Asha Sharma alla guida di Xbox
Sharma, attuale presidente della divisione CoreAI di Microsoft, assume la guida di Xbox dopo esperienze di rilievo in Meta come VP Product & Engineering e come COO di Instacart. Rivolgendosi ai dipendenti, ha sottolineato la priorità assoluta dei giochi amati dai giocatori: “Miglioreremo i nostri studi, investiremo in franchise iconici e supporteremo nuove idee coraggiose. Assumeremo rischi e ci espanderemo in categorie e mercati dove possiamo offrire valore reale, sempre centrati sui bisogni dei giocatori”. La leadership di Sharma punta a un modello competitivo sostenibile, bilanciando innovazione e attenzione alle community.

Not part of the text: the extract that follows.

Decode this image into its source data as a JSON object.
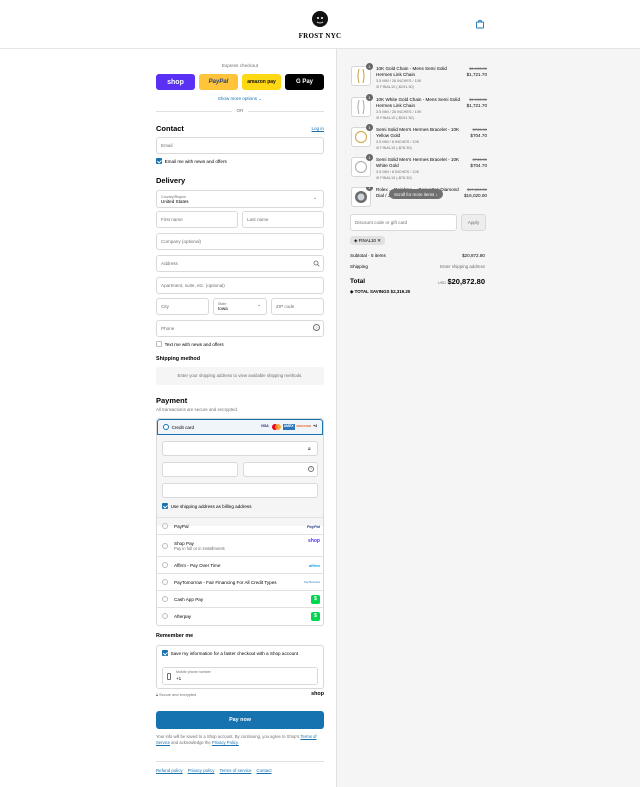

Tradizione, innovazione e futuro
La nuova CEO ha anche ribadito l’importanza delle radici di Xbox, a partire dalle console che hanno definito l’identità della piattaforma e il legame con sviluppatori e fan. Allo stesso tempo, ha precisato che monetizzazione e intelligenza artificiale non saranno strumenti per un profitto immediato o contenuti privi di qualità. “I giochi sono e resteranno arte – ha concluso Asha Sharma – realizzati da esseri umani e supportati dalla tecnologia più innovativa che offriamo”. Con questo approccio, Microsoft punta a combinare esperienza, creatività e tecnologia per rafforzare la divisione Xbox e il futuro dei suoi studi.